En conséquence, l’ordonnance déférée sera confirmée en ce qu’elle a rejeté l’incident en irrecevabilité et déclaré l’appel formé par Mme [X] recevable.
— Sur les dommages et intérêts pour procédure abusive :
Mme [T] considère que la persistance de Mme [X] tant irrecevable que mal fondée factuellement, comme les intimidations dont elle fait l’objet, justifient l’indemnisation du préjudice subi en raison de la procédure abusive menée à son encontre et ayant occasionné chez elle stress et anxiété.
Comme l’a relevé le magistrat chargé de la mise en état, au regard de la solution retenue et confirmée par la cour, la demande de dommages et intérêts pour procédure abusive formulée à ce stade de la procédure d’appel, ne peut prospérer.
L’ordonnance déférée sera donc confirmée de ce chef.
— Sur les demandes accessoires :
L’ordonnance sera confirmée en ses dispositions relatives aux dépens de l’incident et l’application de l’article 700 du code de procédure civile.
Partie perdante, Mme [T] supportera les entiers dépens d’appel de l’ordonnance déférée.

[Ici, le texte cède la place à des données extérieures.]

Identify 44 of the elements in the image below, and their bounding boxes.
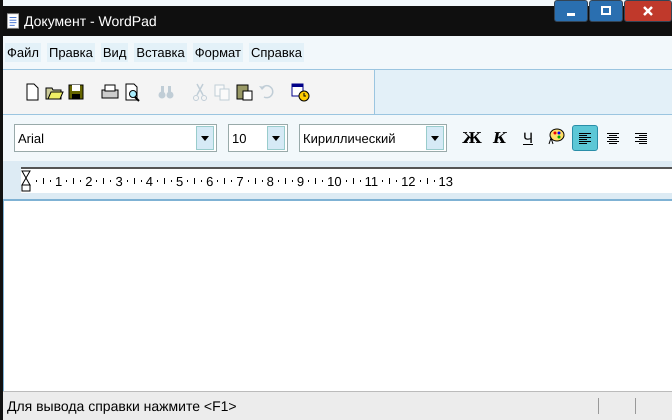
ruler-number: 13 xyxy=(438,174,454,188)
font-dropdown[interactable]: Arial xyxy=(14,124,217,152)
bold-button[interactable]: Ж xyxy=(458,125,486,151)
align-right-icon xyxy=(634,131,648,145)
close-icon xyxy=(642,5,654,17)
ruler-number: 2 xyxy=(84,174,94,188)
ruler-number: 8 xyxy=(266,174,275,188)
maximize-icon xyxy=(600,5,612,17)
size-dropdown[interactable]: 10 xyxy=(228,124,288,152)
italic-button[interactable]: К xyxy=(486,125,514,151)
ruler-number: 6 xyxy=(205,174,214,188)
ruler-number: 5 xyxy=(174,174,184,188)
ruler-number: 11 xyxy=(364,174,380,188)
ruler-number: 4 xyxy=(144,174,154,188)
script-dropdown[interactable]: Кириллический xyxy=(299,124,447,152)
datetime-button[interactable] xyxy=(289,81,311,103)
menu-item[interactable]: Справка xyxy=(248,43,304,62)
ruler-number: 12 xyxy=(400,174,417,188)
maximize-button[interactable] xyxy=(589,0,623,22)
window-title: Документ - WordPad xyxy=(24,13,157,29)
align-left-button[interactable] xyxy=(572,125,598,151)
ruler-number: 10 xyxy=(326,174,343,188)
menu-item[interactable]: Правка xyxy=(46,43,95,62)
caret-icon xyxy=(201,136,209,140)
menu-item[interactable]: Вид xyxy=(100,43,128,62)
ruler-number: 7 xyxy=(235,174,245,188)
caret-icon xyxy=(431,136,439,140)
close-button[interactable] xyxy=(624,0,672,22)
ruler-number: 3 xyxy=(114,174,124,188)
palette-icon xyxy=(547,127,565,145)
ruler-number: 1 xyxy=(54,174,64,188)
underline-button[interactable]: Ч xyxy=(514,125,542,151)
document-icon xyxy=(7,13,19,29)
ruler-number: 9 xyxy=(296,174,306,188)
status-text: Для вывода справки нажмите <F1> xyxy=(7,398,238,414)
minimize-icon xyxy=(567,12,575,16)
caret-icon xyxy=(272,136,280,140)
align-center-icon xyxy=(606,131,620,145)
indent-marker-icon[interactable] xyxy=(21,170,31,192)
minimize-button[interactable] xyxy=(554,0,588,22)
align-left-icon xyxy=(578,131,592,145)
menu-item[interactable]: Файл xyxy=(5,43,41,62)
menu-item[interactable]: Формат xyxy=(192,43,243,62)
menu-item[interactable]: Вставка xyxy=(134,43,187,62)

En considération de l’équité, il n’est pas justifié de faire application de l’article 700 du code de procédure civile et de l’article 37 de la loi du 10 juillet 1991 au titre des frais non compris dans les dépens exposés en appel par l’une ou l’autre des parties.
PAR CES MOTIFS :
La cour,
Statuant publiquement, par arrêt contradictoire rendu en dernier ressort, par mise à disposition au greffe,
Confirme l’ordonnance déférée en toutes ses dispositions ;
Y ajoutant,
Dit n’y avoir lieu à application de l’article 700 du code de procédure civile et de l’article 37 de la loi du 10 juillet 1991 au titre des frais non compris dans les dépens exposés en appel par l’une ou l’autre des parties ;
Condamne Mme [Y] [T] aux dépens d’appel de l’ordonnance déférée.